TUDCA reduces hyperosmotically induced apoptotic events. (a) DAPI staining showing increased chromatin condensation and fragmentation (arrowhead in the inset) in stratified human corneal epithelial cells exposed to HOS (94 mM NaCl, 24 h) compared to control cells (UT, TUDCA alone) or cells exposed to HOS in the presence of TUDCA. UT, untreated cells. Scale bar: 50 µm. (b) Upper panel: Western blotting analysis showing cleaved caspase-3 (cCasp3) and ß-actin. Molecular weights of standard proteins are shown to the left. Lower panel: Quantification of the relative levels of cCasp3 protein in cell culture (n = 3 independent experiments in duplicate or triplicate).

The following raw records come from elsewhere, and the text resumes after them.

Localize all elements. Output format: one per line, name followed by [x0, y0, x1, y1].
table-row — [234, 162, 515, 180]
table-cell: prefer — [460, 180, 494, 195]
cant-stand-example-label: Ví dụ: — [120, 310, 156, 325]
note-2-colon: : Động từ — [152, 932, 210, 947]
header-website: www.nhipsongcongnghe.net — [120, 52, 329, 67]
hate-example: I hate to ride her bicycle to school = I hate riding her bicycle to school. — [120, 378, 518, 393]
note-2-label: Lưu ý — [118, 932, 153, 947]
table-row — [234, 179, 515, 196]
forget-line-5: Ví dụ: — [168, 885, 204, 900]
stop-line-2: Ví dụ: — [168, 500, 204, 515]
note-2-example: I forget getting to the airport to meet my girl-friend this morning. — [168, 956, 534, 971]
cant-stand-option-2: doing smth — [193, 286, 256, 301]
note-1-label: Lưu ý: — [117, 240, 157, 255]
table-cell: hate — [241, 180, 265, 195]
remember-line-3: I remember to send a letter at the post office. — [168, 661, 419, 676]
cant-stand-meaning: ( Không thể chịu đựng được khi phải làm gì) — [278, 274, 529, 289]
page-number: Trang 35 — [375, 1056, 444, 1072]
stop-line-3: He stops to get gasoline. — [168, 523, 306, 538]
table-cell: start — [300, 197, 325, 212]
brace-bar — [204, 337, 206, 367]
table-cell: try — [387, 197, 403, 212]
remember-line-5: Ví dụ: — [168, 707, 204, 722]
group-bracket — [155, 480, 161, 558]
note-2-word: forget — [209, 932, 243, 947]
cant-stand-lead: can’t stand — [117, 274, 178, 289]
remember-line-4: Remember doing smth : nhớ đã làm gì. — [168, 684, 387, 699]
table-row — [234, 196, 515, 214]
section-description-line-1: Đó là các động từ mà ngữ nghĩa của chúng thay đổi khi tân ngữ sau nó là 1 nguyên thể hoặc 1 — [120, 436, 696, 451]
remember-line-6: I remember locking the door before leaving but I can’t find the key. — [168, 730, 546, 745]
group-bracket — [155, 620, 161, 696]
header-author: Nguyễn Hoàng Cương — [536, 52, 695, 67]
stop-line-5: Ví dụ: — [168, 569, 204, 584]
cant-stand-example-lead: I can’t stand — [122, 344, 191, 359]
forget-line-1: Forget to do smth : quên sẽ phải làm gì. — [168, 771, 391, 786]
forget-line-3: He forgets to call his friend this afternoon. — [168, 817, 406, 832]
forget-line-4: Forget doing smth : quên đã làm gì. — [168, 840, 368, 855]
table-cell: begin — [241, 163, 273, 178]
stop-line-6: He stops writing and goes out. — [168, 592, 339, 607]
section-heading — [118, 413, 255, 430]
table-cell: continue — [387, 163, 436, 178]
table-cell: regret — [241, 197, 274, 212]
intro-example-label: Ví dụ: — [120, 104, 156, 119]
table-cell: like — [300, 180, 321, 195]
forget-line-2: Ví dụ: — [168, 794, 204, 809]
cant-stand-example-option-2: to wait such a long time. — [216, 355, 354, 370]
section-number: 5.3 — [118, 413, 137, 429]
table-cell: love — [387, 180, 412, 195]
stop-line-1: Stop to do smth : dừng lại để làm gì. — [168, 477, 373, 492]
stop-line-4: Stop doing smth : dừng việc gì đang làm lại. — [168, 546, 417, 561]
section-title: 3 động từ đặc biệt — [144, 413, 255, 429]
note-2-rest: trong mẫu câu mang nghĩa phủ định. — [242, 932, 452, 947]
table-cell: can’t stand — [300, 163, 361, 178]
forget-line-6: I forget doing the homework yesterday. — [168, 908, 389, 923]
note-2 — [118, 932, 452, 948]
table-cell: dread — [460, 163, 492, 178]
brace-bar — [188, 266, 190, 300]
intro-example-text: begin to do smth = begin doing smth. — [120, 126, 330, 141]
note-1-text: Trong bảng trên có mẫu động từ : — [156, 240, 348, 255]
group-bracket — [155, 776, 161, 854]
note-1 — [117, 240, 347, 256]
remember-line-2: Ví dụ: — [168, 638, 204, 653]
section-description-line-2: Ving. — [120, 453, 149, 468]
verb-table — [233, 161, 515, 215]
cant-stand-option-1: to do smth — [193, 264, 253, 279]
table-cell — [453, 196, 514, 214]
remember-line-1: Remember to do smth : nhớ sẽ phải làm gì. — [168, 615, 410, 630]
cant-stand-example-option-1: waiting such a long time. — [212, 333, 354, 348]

The box-and-whisker plots show the 25th and 75th percentiles (boxes), the median, and the minimum and maximum data values (whiskers). Significance was determined using the Kruskal–Wallis test followed by Dunn’s multiple comparison. *, p < 0.05.

Figure 5

TUDCA downregulates CXCL8 and IL5 under hyperosmotic conditions. Stratified human corneal epithelial cells were exposed to HOS (94 mM NaCl, 24 h) with or without addition of 1 mM TUDCA. (a) Relative transcript abundance of genes encoding proteins involved in the inflammatory response in cells exposed to HOS. The expression of genes was normalized using the comparative ∆∆C_T method. (b) Scatterplot comparing the expression of genes in cells exposed to HOS with or without TUDCA (n = 3 independent experiments). The red dots indicate statistically significant downregulation of the immune regulatory gene. The corresponding quantitative graphs are shown to the right. The data are presented as floating bars (min. to max.) with line at the median. Significance was determined using the unpaired t test with a Holm–Sidak’s multiple comparison. *, p < 0.05.